Iran fragment no. 283 [Through Persia]. c. 1925. Country unknown (possibly Germany). Directed by unknown. DCP courtesy Eye Filmmuseum. 2 min.
Rare and yet to be identified, this European cameraman’s footage seems to be a travelogue of the passage across the vast desert between Isfahan and Yazd in the 1920s.
Grass: A Nation’s Battle for Life. 1925. USA. Directed by Merian C. Cooper, Ernest B. Schoedsack. Digital restoration with a new orchestral score by Patrick Holcomb courtesy Kino Lorber and Milestone Films. World premiere. 71 min.
Restored by The Museum of Modern Art in all its breathtaking splendor, Grass is one of the great epics of the silent era, by the filmmaking team that would become famous for King Kong.
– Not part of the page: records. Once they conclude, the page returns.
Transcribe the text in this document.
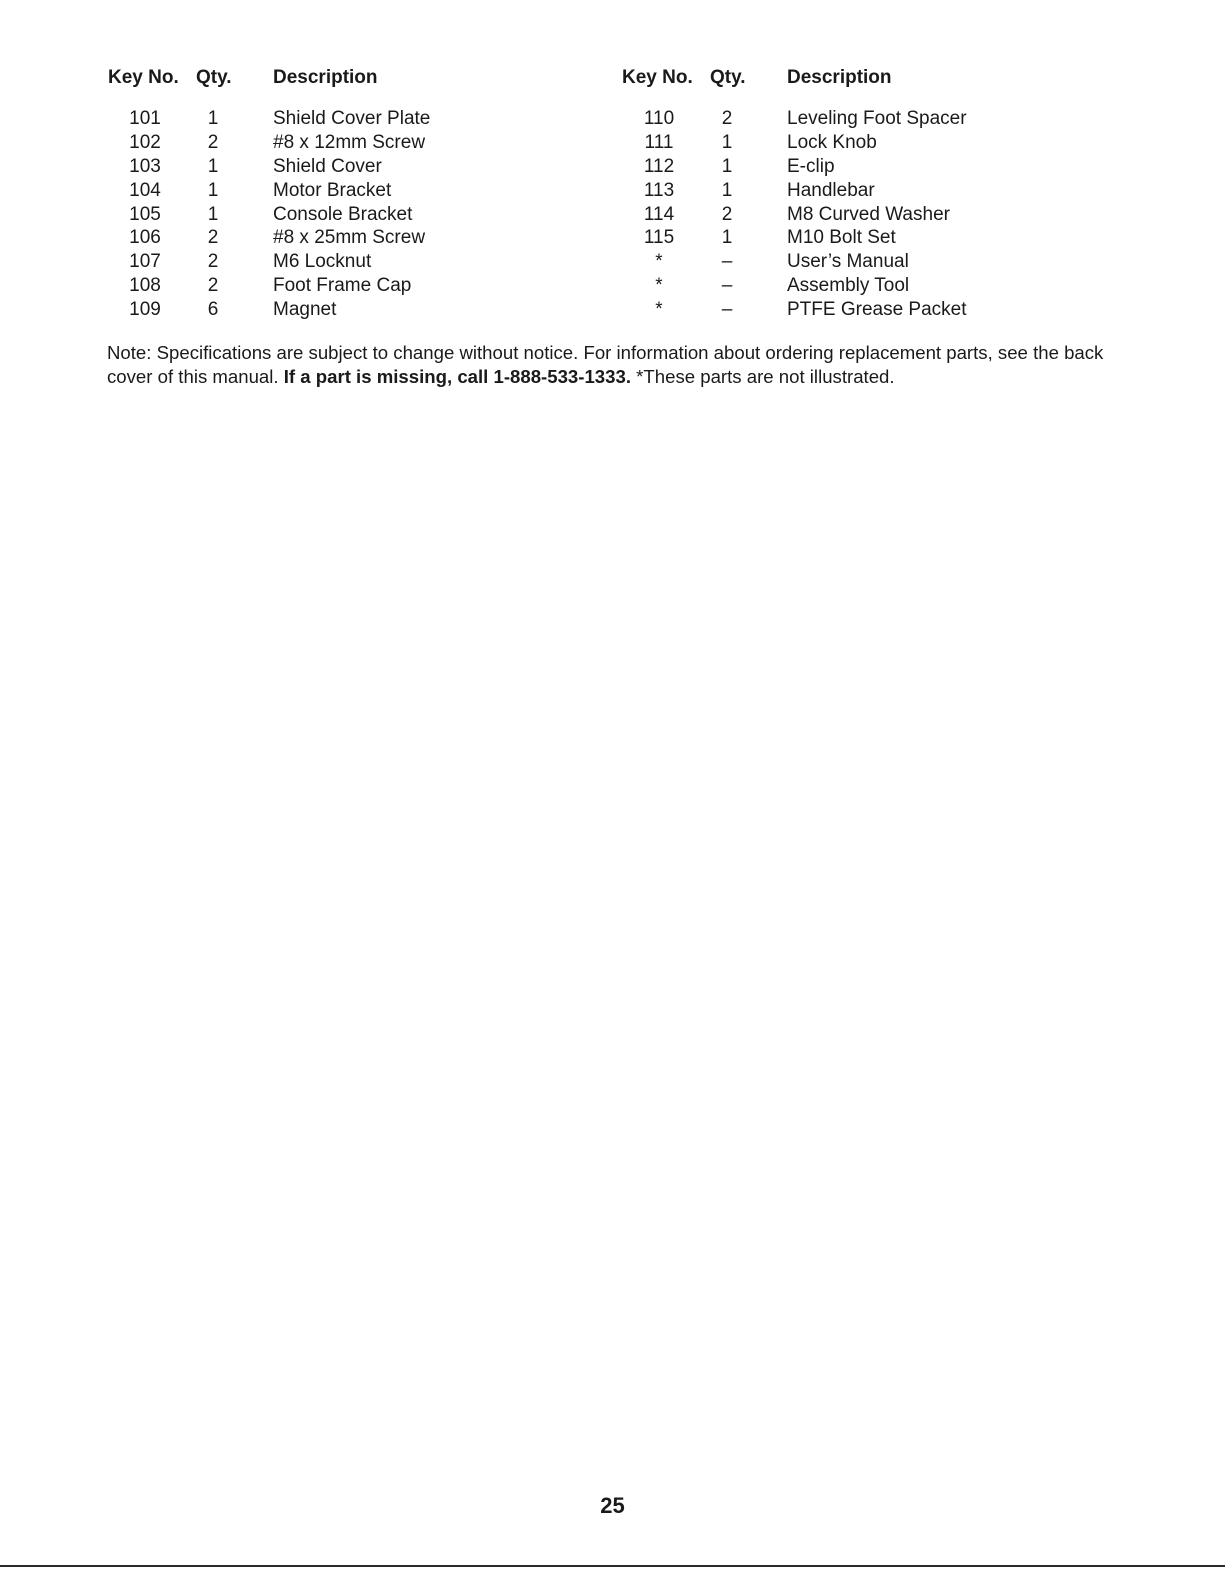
Key No. Qty. Description
101	1	Shield Cover Plate
102	2	#8 x 12mm Screw
103	1	Shield Cover
104	1	Motor Bracket
105	1	Console Bracket
106	2	#8 x 25mm Screw
107	2	M6 Locknut
108	2	Foot Frame Cap
109	6	Magnet
Key No. Qty. Description
110	2	Leveling Foot Spacer
111	1	Lock Knob
112	1	E-clip
113	1	Handlebar
114	2	M8 Curved Washer
115	1	M10 Bolt Set
*	–	User’s Manual
*	–	Assembly Tool
*	–	PTFE Grease Packet

Note: Specifications are subject to change without notice. For information about ordering replacement parts, see the back cover of this manual. If a part is missing, call 1-888-533-1333. *These parts are not illustrated.

25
The film is an exhilarating documentary on the migration of the nomadic tribe of Bakhtiari in central Iran and their crossing of the Zagros Mountain. Though contemporary Iranian audiences were apparently nonplussed, the film had a memorable revival at the Shiraz Arts Festivals of 1976, and today it is cherished as the indelible portrait of a lost way of life and a testimony to the grandeur of the Iranian landscape and the resilience of its people.